Types of Knowledge and Our Role in All This
Saying that there are two types of knowledge may seem like an oversimplification, but there is beauty in simplicity. Besides, we can have myriad different taxonomies to satisfy even the most OCD individual, so let's view this as just one of them, one that can help us understand things better and make better sense of the world.
Knowledge that unites
This is the type of knowledge that is refined and connected to other mental landscapes (mindscapes), be it areas of similar structure or even completely different things. The knowledge that matter and energy are interchangeable on the atomic level, for example, is a piece of knowledge of this type. Although it is of the Physics discipline, it has applications in other areas, while it is something that a person who is not even interested in Physics can grasp and ponder upon.
The knowledge that unites is universal knowledge and can even help us organize other knowledge we have. It is a framework of sorts that provides the mental scaffolding of other knowledge and helps us make better sense of the world. The philosophy of science, for example, is like that. Even if you don't agree with everything in it, you can still derive value from it and use it to come up with your own ideas and perspectives on the subject. Knowledge of this type tends to be its own reward and is usually a labor of love.
Knowledge that separates
This is the knowledge that is still crude and disconnected to other mindscapes. Specialized knowledge tends to be like this, just like the knowledge that has just sprung from research. This type of knowledge tends to be expressed in cumbersome forms, be it long treatises, equations with multiple factors that are next to impossible to make sense of unless you study them for a while, and even models that are too complex to be useful unless a series of assumptions are met. Also, the knowledge that has to do with a certain kind of Art tends to be of this type, since it's usually the "experts" that can understand it, while everyone else is too unqualified to appreciate it, along with the artworks this knowledge applies to.
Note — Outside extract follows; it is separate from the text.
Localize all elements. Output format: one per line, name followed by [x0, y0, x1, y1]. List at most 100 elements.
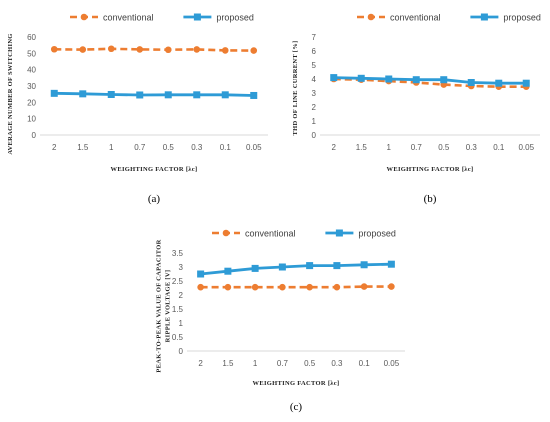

The knowledge that separates is in abundance and it's fairly cheap. Everyone with the basic toolkit and some training can come up with this sort of knowledge, given enough time. Perhaps that's why the discovery of this knowledge is often accompanied by certain accolades and awards since otherwise no one would be motivated to pursue it. Naturally, not all of this knowledge stands the test of time, just like there are plenty of works of art that may be popular for a few years before they disappear into oblivion.
The Evolution of Knowledge
Just like everything else in this world, knowledge evolves too. Perhaps not in the same way that a living organism evolves, but certain principles identified by the evolution SMEs hold true here too. Things like natural selection and mutation as mechanisms that bring about new forms are also applicable when it comes to knowledge.
The evolution of knowledge is the fundamental precept of any knowledge-seeker. Few people are capable of generating original knowledge, while the vast majority of us tend to refine existing knowledge and collectively opt to explore the knowledge space our training enables us to. There is always room for originality, of course, but this usually manifests itself in the combinations of existing knowledge (mutations) that enable the aforementioned new forms that enable the evolution of knowledge.
Scientific knowledge is a certain set of knowledge that is related to the field of Science and is grounded by a certain framework known as the scientific method. The latter was developed by one of the archetypical scientists, Roger Bacon, whose empirical approach to knowledge was the prima materia that once refined and distilled brought about the formula of hypothesis formulation and rigorous testing that constitutes the scientific method. Roger Bacon is not to be confused with Francis Bacon (one equally brilliant individual who was more versed in politics and literature than anything else).
Scientific knowledge also evolves and has its own set of parameters that are better off being discussed in another article. Suffice to say that it involves the formulation of theories, which are in essence knowledge that lends itself to an application but always has some caveats that are often addressed by various scientists, enabling the knowledge to evolve. A scientific theory, particularly in the earliest stages of it, tends to be the knowledge that separates. However, once it evolves enough to embrace other fields and coagulates into a more concrete form (TRL 7 and above), it can be more uniting. That's not to say that its evolutionary journey is complete, but it has reached a level where it is more universal on some level.
Our role in all this
We don’t have to be scientists to relate to all this. The moment you refer to science for something, you are making use of some preexisting knowledge in one way or another. One can be a consumer of science, just like someone can be a user of a particular website, without contributing to it. That’s perfectly fine. It’s when people rely on this too much and take it as gospel that issues arise. An SME may be more knowledgeable on a certain domain, but (s)he’s not infallible. However, a follower of that same SME may consider this person a prophet of sorts, since the abstraction involved in the consumption of the SME’s knowledge makes it difficult to discern where the limits of this knowledge lie.
So, it’s best to try to exercise common sense when it comes to knowledge. Things may not be as clear-cut as they seem on the website or book we access this knowledge from. Just like scientists ask themselves a series of questions to verify the validity of their knowledge and pinpoint its scope, we should be doing the same to the extent we can, exercising detachment, humility, and discernment. Cheers!